In the first edition of 2023, we provide updates on two key Medicaid policy developments from the end of last year.
The last days of 2022 included the passage of the Consolidated Appropriations Act of 2023 (Omnibus Act), which includes a phased-in approach to ending the almost three-year moratorium on eligibility redeterminations for Medicaid enrollees. This month’s edition includes a short piece focused on reporting requirements and provisions in the Omnibus Act to ensure accurate eligibility redeterminations as that process restarts.
Also, this edition includes a summary of the Centers for Medicare and Medicaid Services proposed rule aimed at easing communications between healthcare providers and insurance carriers about patient care needs.
We hope our readers had a restful new year, and as always, stay tuned to Health Policy News for insights as the health policy priorities of 2023 unfold.
Unwinding the Continuous Enrollment Requirement
Although the Public Health Emergency (PHE) end has not been formally announced, the administration has taken steps to start the process of unwinding the continuous coverage requirement. The Consolidated Appropriations Act of 2023 (Omnibus Act) was signed into law on December 29, 2022, and includes a pathway to unwinding the Continuous Coverage Requirement (CCR) that has been in effect since January 2020. Medicaid Departments are faced with an unprecedented undertaking to prevent coverage loss or gaps as they undergo the process of working though eligibility for over 90 million Medicaid enrollees over the next 12 plus months.

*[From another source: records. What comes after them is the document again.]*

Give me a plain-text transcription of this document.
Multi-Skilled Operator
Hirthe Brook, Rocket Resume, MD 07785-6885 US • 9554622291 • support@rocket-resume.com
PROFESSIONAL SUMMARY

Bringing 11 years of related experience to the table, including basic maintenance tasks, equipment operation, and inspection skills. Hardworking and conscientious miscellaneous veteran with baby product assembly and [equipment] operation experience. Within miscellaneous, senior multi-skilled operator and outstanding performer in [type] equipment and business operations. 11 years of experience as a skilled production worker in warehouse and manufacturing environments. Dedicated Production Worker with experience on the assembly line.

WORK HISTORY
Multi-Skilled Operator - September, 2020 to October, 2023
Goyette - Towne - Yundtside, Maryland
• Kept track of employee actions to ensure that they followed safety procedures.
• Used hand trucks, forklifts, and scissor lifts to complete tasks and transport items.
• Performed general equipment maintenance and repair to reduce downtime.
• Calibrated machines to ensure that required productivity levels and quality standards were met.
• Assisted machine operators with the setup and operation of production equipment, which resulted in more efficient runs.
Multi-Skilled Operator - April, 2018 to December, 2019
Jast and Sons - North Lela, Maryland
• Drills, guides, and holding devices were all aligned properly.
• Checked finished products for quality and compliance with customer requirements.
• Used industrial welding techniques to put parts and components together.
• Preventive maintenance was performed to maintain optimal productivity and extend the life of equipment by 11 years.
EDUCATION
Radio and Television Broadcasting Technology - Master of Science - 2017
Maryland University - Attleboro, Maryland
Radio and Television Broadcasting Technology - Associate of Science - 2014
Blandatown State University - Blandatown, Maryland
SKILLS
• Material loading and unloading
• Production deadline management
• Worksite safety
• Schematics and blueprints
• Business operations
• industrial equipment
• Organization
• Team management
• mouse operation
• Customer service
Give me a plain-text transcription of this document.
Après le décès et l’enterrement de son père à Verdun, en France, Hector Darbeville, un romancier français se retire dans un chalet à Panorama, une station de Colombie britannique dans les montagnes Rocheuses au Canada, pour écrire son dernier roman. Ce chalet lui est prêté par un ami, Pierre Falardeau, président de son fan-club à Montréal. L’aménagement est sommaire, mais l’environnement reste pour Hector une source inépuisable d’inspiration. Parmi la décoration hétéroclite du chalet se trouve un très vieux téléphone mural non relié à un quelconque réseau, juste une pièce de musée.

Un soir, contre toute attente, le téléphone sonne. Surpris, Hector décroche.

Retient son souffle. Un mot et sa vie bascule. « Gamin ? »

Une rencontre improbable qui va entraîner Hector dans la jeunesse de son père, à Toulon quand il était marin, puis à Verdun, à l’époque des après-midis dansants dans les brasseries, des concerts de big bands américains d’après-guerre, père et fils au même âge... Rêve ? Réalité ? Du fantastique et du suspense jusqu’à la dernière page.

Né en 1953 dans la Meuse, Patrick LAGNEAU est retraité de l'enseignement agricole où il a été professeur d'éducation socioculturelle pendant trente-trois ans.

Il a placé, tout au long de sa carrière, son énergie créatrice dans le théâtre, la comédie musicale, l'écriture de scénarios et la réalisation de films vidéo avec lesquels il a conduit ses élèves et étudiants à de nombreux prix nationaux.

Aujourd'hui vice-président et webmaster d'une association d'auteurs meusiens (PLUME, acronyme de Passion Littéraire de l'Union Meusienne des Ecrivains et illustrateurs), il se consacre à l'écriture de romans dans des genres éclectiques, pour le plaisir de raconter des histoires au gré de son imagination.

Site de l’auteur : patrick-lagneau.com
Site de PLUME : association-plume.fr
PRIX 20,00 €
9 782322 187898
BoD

To read more about the end of the CCR, and the steps states will have to take under the Omnibus Act to ensure accurate redeterminations occur, click here.
CMS Seeks to Support Communications between Providers and Carriers
In December 2022, the Centers for Medicare and Medicaid Services (CMS) published a proposed rule aimed at improving administrative simplification related to healthcare providers sharing HIPPA-protected information with insurance carriers. Healthcare providers are frequently required to submit supplemental documentation to assist carriers in determining whether a service is covered and/or medically necessary, and for other reasons, such as substantiating health care claims and prior authorizations. The rule proposes changes that would ease administrative burdens by simplifying the process providers use for providing carriers with supplemental information about patients and their courses of treatment.